Y est-il monté ? Non. A-t-il frappé le défunt ? Non. A-t-il été à la place où la victime a été immolée ? Non. Qu’a-t-il fait alors pour mériter les 20 ans qui lui ont été infligé ? Même l’expertise de son téléphone a été négative. Même la partie civile a déclaré qu’il y a parmi les accusés, certains qui sont des victimes. Tout le monde a été mis dans le même panier

 Est-cela la justice et l’Etat de droit ?» Il présente «les victimes collatérales» comme «des caries qui font très mal», puis fait le parallèle avec les procès devant les cours spéciales des années 1990, avant de conclure : «Ne faites plus les mêmes erreurs. Dans cette affaire, il y a eu beaucoup de dommages collatéraux. Votre tâche sera très difficile. Celui qui a participé à ce crime doit avoir la plus sévère des sanctions, mais celui qui est innocent doit bénéficier de réponses négatives à toutes les charges de votre part.»

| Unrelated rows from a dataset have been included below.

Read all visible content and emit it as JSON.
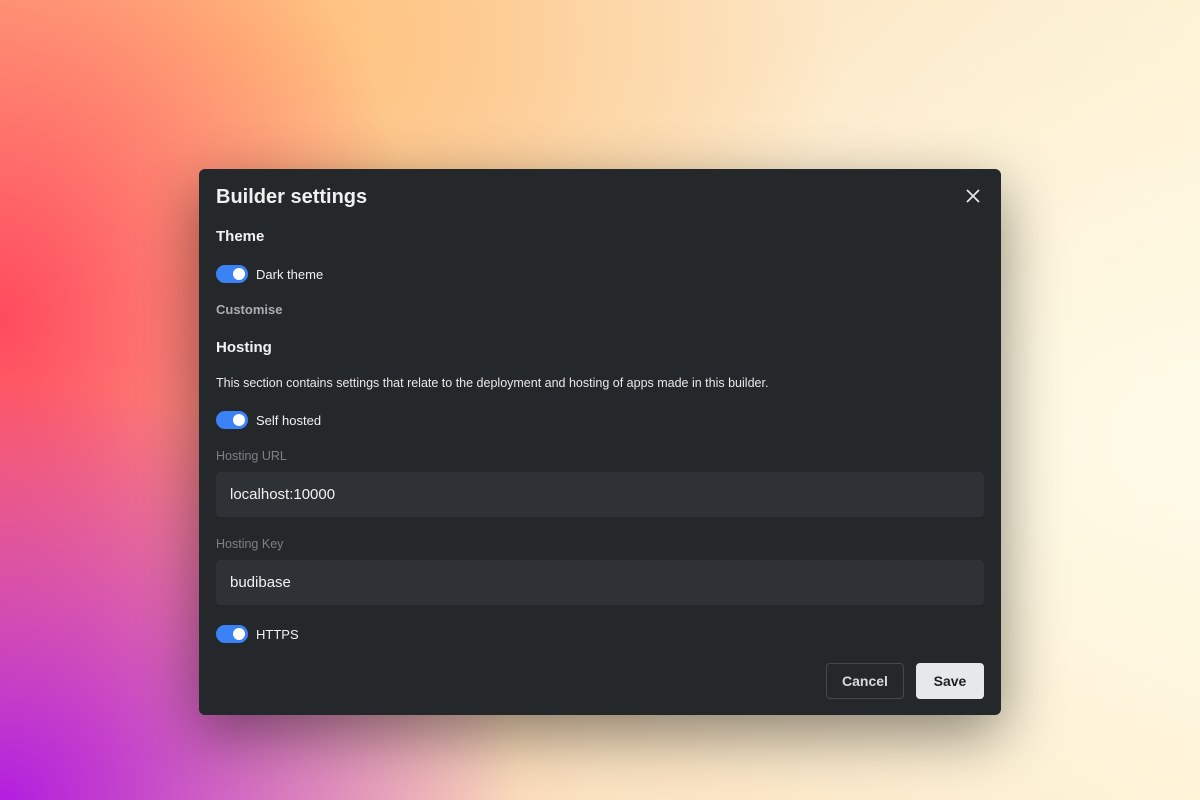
{
  "modal": {
    "title": "Builder settings",
    "close_icon": "close-icon"
  },
  "theme": {
    "heading": "Theme",
    "dark_theme": {
      "label": "Dark theme",
      "enabled": true
    },
    "customise_label": "Customise"
  },
  "hosting": {
    "heading": "Hosting",
    "description": "This section contains settings that relate to the deployment and hosting of apps made in this builder.",
    "self_hosted": {
      "label": "Self hosted",
      "enabled": true
    },
    "url": {
      "label": "Hosting URL",
      "value": "localhost:10000"
    },
    "key": {
      "label": "Hosting Key",
      "value": "budibase"
    },
    "https": {
      "label": "HTTPS",
      "enabled": true
    }
  },
  "actions": {
    "cancel_label": "Cancel",
    "save_label": "Save"
  },
  "colors": {
    "toggle_on": "#3b82f6",
    "modal_bg": "#24282b",
    "input_bg": "#2e3236"
  }
}
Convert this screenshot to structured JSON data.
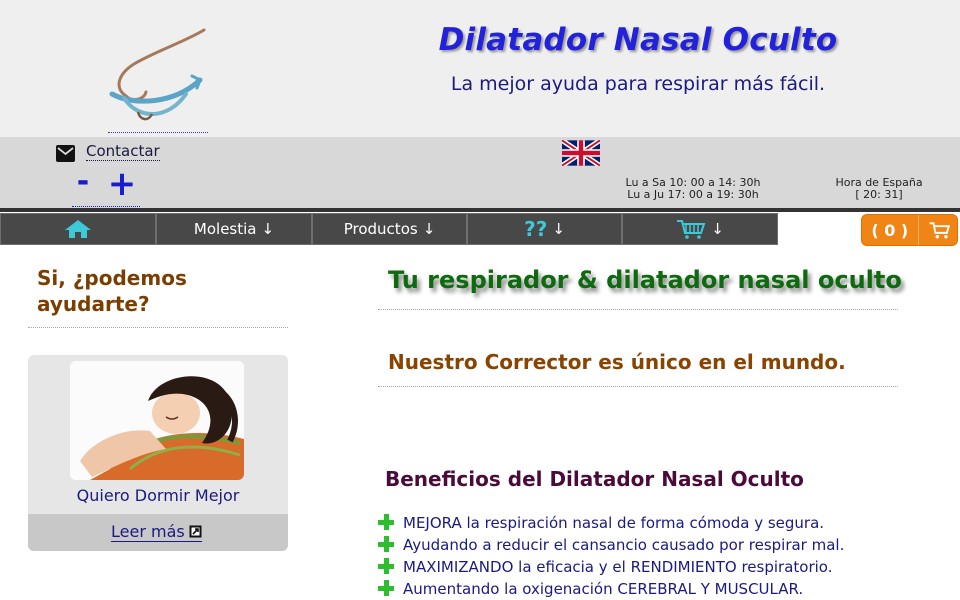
{
  "header": {
    "title": "Dilatador Nasal Oculto",
    "subtitle": "La mejor ayuda para respirar más fácil."
  },
  "infobar": {
    "contact_label": "Contactar",
    "zoom_minus": "-",
    "zoom_plus": "+",
    "hours_line1": "Lu a Sa 10: 00 a 14: 30h",
    "hours_line2": "Lu a Ju 17: 00 a 19: 30h",
    "spain_time_label": "Hora de España",
    "spain_time_value": "[ 20: 31]"
  },
  "nav": {
    "items": [
      {
        "icon": "home-icon"
      },
      {
        "label": "Molestia",
        "arrow": "↓"
      },
      {
        "label": "Productos",
        "arrow": "↓"
      },
      {
        "label": "??",
        "arrow": "↓"
      },
      {
        "icon": "cart-icon",
        "arrow": "↓"
      }
    ],
    "cart_count": "( 0 )"
  },
  "sidebar": {
    "title": "Si, ¿podemos ayudarte?",
    "card_caption": "Quiero Dormir Mejor",
    "read_more": "Leer más"
  },
  "main": {
    "heading": "Tu respirador & dilatador nasal oculto",
    "subheading": "Nuestro Corrector es único en el mundo.",
    "benefits_title": "Beneficios del Dilatador Nasal Oculto",
    "benefits": [
      "MEJORA la respiración nasal de forma cómoda y segura.",
      "Ayudando a reducir el cansancio causado por respirar mal.",
      "MAXIMIZANDO la eficacia y el RENDIMIENTO respiratorio.",
      "Aumentando la oxigenación CEREBRAL Y MUSCULAR."
    ]
  },
  "colors": {
    "title_blue": "#2222dd",
    "nav_bg": "#484848",
    "cart_orange": "#f08414",
    "heading_green": "#0e6a0e",
    "subheading_brown": "#8a4400",
    "benefit_plus": "#2ebd2e"
  }
}
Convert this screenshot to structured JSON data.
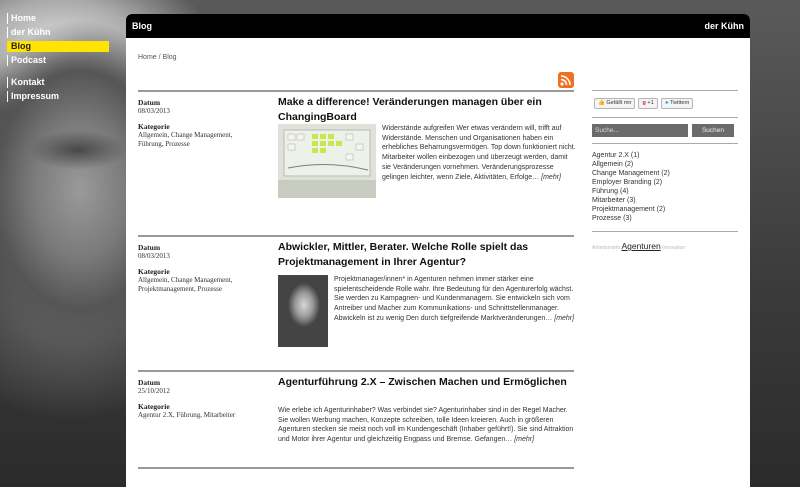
{
  "nav": {
    "items": [
      {
        "label": "Home"
      },
      {
        "label": "der Kühn"
      },
      {
        "label": "Blog"
      },
      {
        "label": "Podcast"
      },
      {
        "label": "Kontakt"
      },
      {
        "label": "Impressum"
      }
    ]
  },
  "header": {
    "left_title": "Blog",
    "right_title": "der Kühn"
  },
  "breadcrumb": {
    "home": "Home",
    "separator": " / ",
    "current": "Blog"
  },
  "labels": {
    "date": "Datum",
    "category": "Kategorie",
    "more": "[mehr]"
  },
  "articles": [
    {
      "date": "08/03/2013",
      "categories": "Allgemein, Change Management, Führung, Prozesse",
      "title": "Make a difference! Veränderungen managen über ein ChangingBoard",
      "excerpt": "Widerstände aufgreifen Wer etwas verändern will, trifft auf Widerstände. Menschen und Organisationen haben ein erhebliches Beharrungsvermögen. Top down funktioniert nicht. Mitarbeiter wollen einbezogen und überzeugt werden, damit sie Veränderungen vornehmen. Veränderungsprozesse gelingen leichter, wenn Ziele, Aktivitäten, Erfolge…"
    },
    {
      "date": "08/03/2013",
      "categories": "Allgemein, Change Management, Projektmanagement, Prozesse",
      "title": "Abwickler, Mittler, Berater. Welche Rolle spielt das Projektmanagement in Ihrer Agentur?",
      "excerpt": "Projektmanager/innen* in Agenturen nehmen immer stärker eine spielentscheidende Rolle wahr. Ihre Bedeutung für den Agenturerfolg wächst. Sie werden zu Kampagnen- und Kundenmanagern. Sie entwickeln sich vom Antreiber und Macher zum Kommunikations- und Schnittstellenmanager. Abwickeln ist zu wenig Den durch tiefgreifende Marktveränderungen…"
    },
    {
      "date": "25/10/2012",
      "categories": "Agentur 2.X, Führung, Mitarbeiter",
      "title": "Agenturführung 2.X – Zwischen Machen und Ermöglichen",
      "excerpt": "Wie erlebe ich Agenturinhaber? Was verbindet sie? Agenturinhaber sind in der Regel Macher. Sie wollen Werbung machen, Konzepte schreiben, tolle Ideen kreieren. Auch in größeren Agenturen stecken sie meist noch voll im Kundengeschäft (Inhaber geführt!). Sie sind Attraktion und Motor ihrer Agentur und gleichzeitig Engpass und Bremse. Gefangen…"
    }
  ],
  "sidebar": {
    "social": {
      "facebook": "Gefällt mir",
      "gplus": "+1",
      "twitter": "Twittern"
    },
    "search": {
      "placeholder": "Suche...",
      "button": "Suchen"
    },
    "categories": [
      {
        "label": "Agentur 2.X",
        "count": "(1)"
      },
      {
        "label": "Allgemein",
        "count": "(2)"
      },
      {
        "label": "Change Management",
        "count": "(2)"
      },
      {
        "label": "Employer Branding",
        "count": "(2)"
      },
      {
        "label": "Führung",
        "count": "(4)"
      },
      {
        "label": "Mitarbeiter",
        "count": "(3)"
      },
      {
        "label": "Projektmanagement",
        "count": "(2)"
      },
      {
        "label": "Prozesse",
        "count": "(3)"
      }
    ],
    "tags": {
      "left": "Arbeitsmarkt",
      "main": "Agenturen",
      "right": "Innovation"
    }
  },
  "colors": {
    "accent": "#ffe400",
    "rss": "#f26f21"
  }
}
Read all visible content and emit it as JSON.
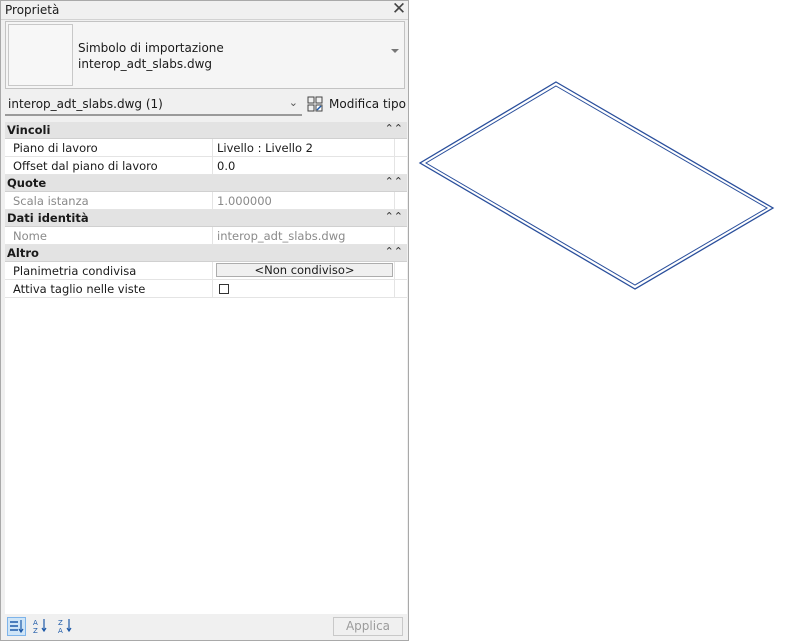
{
  "panel": {
    "title": "Proprietà",
    "close_glyph": "✕"
  },
  "type_selector": {
    "family": "Simbolo di importazione",
    "type": "interop_adt_slabs.dwg"
  },
  "instance_filter": {
    "label": "interop_adt_slabs.dwg (1)",
    "arrow": "⌄",
    "edit_type_label": "Modifica tipo"
  },
  "groups": {
    "vincoli": {
      "label": "Vincoli",
      "rows": [
        {
          "name": "Piano di lavoro",
          "value": "Livello : Livello 2"
        },
        {
          "name": "Offset dal piano di lavoro",
          "value": "0.0"
        }
      ]
    },
    "quote": {
      "label": "Quote",
      "rows": [
        {
          "name": "Scala istanza",
          "value": "1.000000"
        }
      ]
    },
    "dati_identita": {
      "label": "Dati identità",
      "rows": [
        {
          "name": "Nome",
          "value": "interop_adt_slabs.dwg"
        }
      ]
    },
    "altro": {
      "label": "Altro",
      "rows": [
        {
          "name": "Planimetria condivisa",
          "value": "<Non condiviso>"
        },
        {
          "name": "Attiva taglio nelle viste",
          "checked": false
        }
      ]
    }
  },
  "collapse_glyph": "⌃⌃",
  "bottom": {
    "apply_label": "Applica",
    "icons": [
      "categorize-icon",
      "sort-ascending-icon",
      "sort-descending-icon"
    ]
  },
  "colors": {
    "accent": "#1e5aa8",
    "slab_outline": "#2a4f9c",
    "active_tool_bg": "#cfe5f7"
  }
}
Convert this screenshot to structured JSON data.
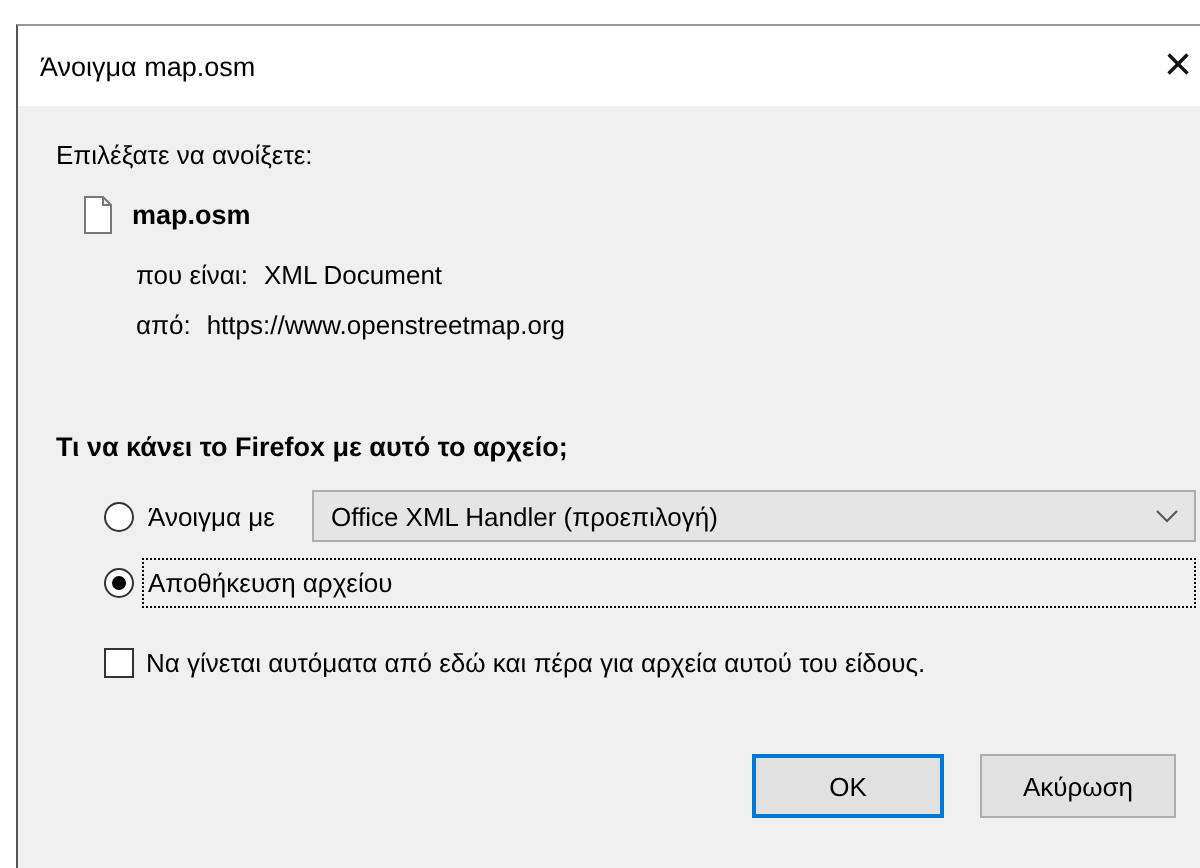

Avocat de Rabah Imerzouken, Me Chellat, quant à lui, a comparé les sentences du tribunal de première instance à celles qui ont été prononcées contre les islamistes en Egypte, le réseau de trafiquants de drogue en Colombie, avant d’ajouter : «Durant mes cinquante ans de carrière, je n’ai jamais entendu autant de peines capitales prononcées dans un procès. Réparez ces erreurs et remettez les choses en ordre. Que chaque accusé ait la peine qu’il mérite».

Me Chellat revient sur la déclaration du père du défunt à l’audience, notamment à propos des gens qui n’aiment pas leur pays et ont voulu utiliser la mort de Djamel pour semer la discorde au sein de la société. Avant de conclure avec la demande d’acquittement, l’avocat se demande pourquoi le procureur général, réclame la peine maximale pour les délits puis termine : «Sommes-nous dans un esprit de justice ?»

Les plaidoiries se sont poursuivies jusqu’en fin de journée et devront reprendre aujourd’hui, avant que l’affaire ne soit mise en délibérée.